Episodic Observations
- Let the record show that in the absence of new shows in early June, my boyfriend finally got his wish and we worked through one of his favorite shows, Syfy/Amazon’s The Expanse. I had started it a couple of years ago, but lost track of it, and we worked through seasons 2-6 in short order. It’s a good example of a show that wanted the scale of Game of Thrones in the mid-2010s, but without the budgets to go with it, but they make good use of their limited resources, and the shift in scale in the Bezos seasons helps the show pay off its worldbuilding. A fun binge if you haven’t gotten to it.
- Of the various May/June shows we didn’t cover here at the site, Dept. Q was the one that captured me most: it’s a really nice combination of a “forming a team” origin story and a contained procedural mystery, with an added layer of serialization in the shooting that opens the season. I don’t know that the red herrings of the whole affair totally pace out in a perfect way, but the story never loses momentum fully, and I’m definitely hoping we get a second season.
- I mentioned it above, but the 20-minute episodes of Murderbot drove me mildly crazy, and I can’t imagine watching it weekly—they’re clearly riffing off of classic adventure serials, but I don’t know if there’s enough substance in a given episode to feel worth a week’s wait. I binged this in two parts—Apple’s screening app broke for a month or so in-between—and I just don’t know why you make this 10 episodes instead of 6 given the scale of the story?

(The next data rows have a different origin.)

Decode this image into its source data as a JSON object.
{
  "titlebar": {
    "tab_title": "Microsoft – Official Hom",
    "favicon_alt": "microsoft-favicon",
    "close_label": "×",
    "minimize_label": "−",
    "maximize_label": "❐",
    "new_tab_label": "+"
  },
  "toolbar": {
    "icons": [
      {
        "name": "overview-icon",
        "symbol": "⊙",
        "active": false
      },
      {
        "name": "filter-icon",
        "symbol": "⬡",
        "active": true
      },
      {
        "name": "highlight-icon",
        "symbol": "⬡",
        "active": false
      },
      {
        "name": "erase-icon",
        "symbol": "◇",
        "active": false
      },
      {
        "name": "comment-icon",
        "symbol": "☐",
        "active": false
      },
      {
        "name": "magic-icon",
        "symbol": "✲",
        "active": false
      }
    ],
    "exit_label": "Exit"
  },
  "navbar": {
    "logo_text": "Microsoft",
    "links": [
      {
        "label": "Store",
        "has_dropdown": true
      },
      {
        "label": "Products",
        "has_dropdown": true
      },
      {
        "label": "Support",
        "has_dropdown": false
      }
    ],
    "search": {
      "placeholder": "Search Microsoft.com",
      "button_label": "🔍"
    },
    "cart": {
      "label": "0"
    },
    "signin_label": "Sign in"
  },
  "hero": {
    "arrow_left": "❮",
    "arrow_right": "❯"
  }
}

Curious how people feel once the season ends in a few weeks.
- If we’re pitting Overcompensating and Adults against each other (as happened on my TikTok FYP), I found the former watchable if also temporally confused, and to be honest the latter just didn’t hook me in—I skipped to the finale to understand the TikToks and didn’t feel I missed a whole lot. I suppose this says something about my tolerance for Gen Z comedy, given that I gravitated toward the “Millennials play-acting as 18-year-olds” instead.
- I watched the entire first season of Stick, and it’s…look, it’s totally fine and passable, but it falls into some traps and its progressiveness is threatened by the clear conservatism in the show’s ethos. Wilson is charming, and I like an underdog sports story as much as anyone, but whether this coheres as a show is a matter of perspective. I’ll try to drop in for the finale.
- I watched a couple of Duster episodes ahead of a virtual press conference for the show, where I was able to ask co-creator LaToya Morgan about the workplace dynamics of the FBI side of the series, but got stalled by life. When I went back to check out the third episode, it began in medias res, and I was obviously not shocked to see other co-creator J.J. Abrams with a co-writing credit—the Alias flashbacks were very real. I have some flights where I’ll be able to catch up on some shows, and this is on my list.